Come ricordano questo aspetto della vita della piazza i residenti del quartiere? Ecco alcune testimonianze:
“La piazza, mi dici? L’hanno aggiustata, poi. Ma durante la guerra venivano i saltimbanchi. Sai i circhi? Erano anche loro poveri, facevano qualche salto e cadevano su queste corde. Erano anche loro poveri, ma qualcosa glielo davamo. Così mangiavano anche loro. E noi lì… ancora oggi in San Giovanni ci sono delle pietre rotonde, alte cinque centimetri. Ecco, noi andavamo lì e giocavamo a chi saltava più in alto. Si vinceva un gelato”.

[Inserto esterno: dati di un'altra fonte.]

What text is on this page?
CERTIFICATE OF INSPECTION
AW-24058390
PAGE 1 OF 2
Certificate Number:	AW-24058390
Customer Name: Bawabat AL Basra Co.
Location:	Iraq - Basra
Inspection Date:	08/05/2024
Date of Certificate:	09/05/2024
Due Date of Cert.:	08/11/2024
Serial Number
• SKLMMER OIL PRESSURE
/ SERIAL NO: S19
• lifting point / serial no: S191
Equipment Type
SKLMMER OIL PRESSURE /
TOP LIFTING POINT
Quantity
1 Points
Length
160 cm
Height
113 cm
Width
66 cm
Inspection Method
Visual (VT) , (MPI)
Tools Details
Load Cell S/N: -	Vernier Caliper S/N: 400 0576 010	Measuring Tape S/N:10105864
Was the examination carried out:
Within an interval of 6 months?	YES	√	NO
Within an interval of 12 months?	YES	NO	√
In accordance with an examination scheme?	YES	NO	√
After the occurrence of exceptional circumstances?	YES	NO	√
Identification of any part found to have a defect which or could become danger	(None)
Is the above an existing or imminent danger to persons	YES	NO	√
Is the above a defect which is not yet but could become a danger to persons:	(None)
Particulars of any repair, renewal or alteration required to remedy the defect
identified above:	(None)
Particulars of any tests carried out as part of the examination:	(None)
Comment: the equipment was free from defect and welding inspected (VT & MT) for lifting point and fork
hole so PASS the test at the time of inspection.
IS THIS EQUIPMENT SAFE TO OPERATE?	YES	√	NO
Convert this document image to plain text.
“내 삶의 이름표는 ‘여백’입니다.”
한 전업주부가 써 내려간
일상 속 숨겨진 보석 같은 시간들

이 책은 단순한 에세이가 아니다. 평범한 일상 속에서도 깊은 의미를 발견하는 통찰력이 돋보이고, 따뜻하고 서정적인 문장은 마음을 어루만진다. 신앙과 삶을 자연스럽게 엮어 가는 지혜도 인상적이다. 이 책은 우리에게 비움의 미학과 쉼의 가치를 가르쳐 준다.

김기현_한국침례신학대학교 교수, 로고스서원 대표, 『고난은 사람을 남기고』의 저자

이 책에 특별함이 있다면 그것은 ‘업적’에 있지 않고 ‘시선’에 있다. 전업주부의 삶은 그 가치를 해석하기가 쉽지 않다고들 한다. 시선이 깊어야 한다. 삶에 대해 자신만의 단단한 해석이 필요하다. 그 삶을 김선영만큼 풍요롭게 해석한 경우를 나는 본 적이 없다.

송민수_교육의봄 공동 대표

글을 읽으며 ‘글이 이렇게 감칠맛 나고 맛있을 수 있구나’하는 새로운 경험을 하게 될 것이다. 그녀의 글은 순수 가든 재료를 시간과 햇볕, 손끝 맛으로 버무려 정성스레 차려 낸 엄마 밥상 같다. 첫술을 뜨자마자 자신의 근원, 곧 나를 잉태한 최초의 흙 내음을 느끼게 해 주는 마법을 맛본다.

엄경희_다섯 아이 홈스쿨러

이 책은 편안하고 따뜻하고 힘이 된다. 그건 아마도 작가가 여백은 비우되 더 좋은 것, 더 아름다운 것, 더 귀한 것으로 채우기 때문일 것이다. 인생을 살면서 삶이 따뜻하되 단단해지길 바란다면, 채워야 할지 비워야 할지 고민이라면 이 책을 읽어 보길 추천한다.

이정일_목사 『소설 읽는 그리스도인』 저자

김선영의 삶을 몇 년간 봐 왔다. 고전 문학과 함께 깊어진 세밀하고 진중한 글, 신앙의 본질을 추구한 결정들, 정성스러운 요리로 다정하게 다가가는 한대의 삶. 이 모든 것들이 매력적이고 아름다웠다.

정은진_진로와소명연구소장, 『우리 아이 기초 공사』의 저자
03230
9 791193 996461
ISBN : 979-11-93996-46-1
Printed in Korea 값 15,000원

“Le case si stringevano sulla piazza come un abbraccio materno e proteggevano gli abitanti. Sfortunati e poverissimi. Sì, perché, ben prima della migrazione dal Veneto per l’esondazione del Po, ovvero dell’alluvione del Polesine nel ‘51, quella parte di Alba, la più periferica, era stata il luogo in cui “si arrivava”. Ci si poteva fermare per un giorno, per il mercato, per vendere qualcosina o per cercare di fare l’affare settimanale importantissimo e di poco conto. Oppure “si arrivava” per un periodo più lungo, magari il tempo dei lavori stagionali legati ai raccolti nelle campagne. O ancora, si decideva si stare lì, punto e basta”.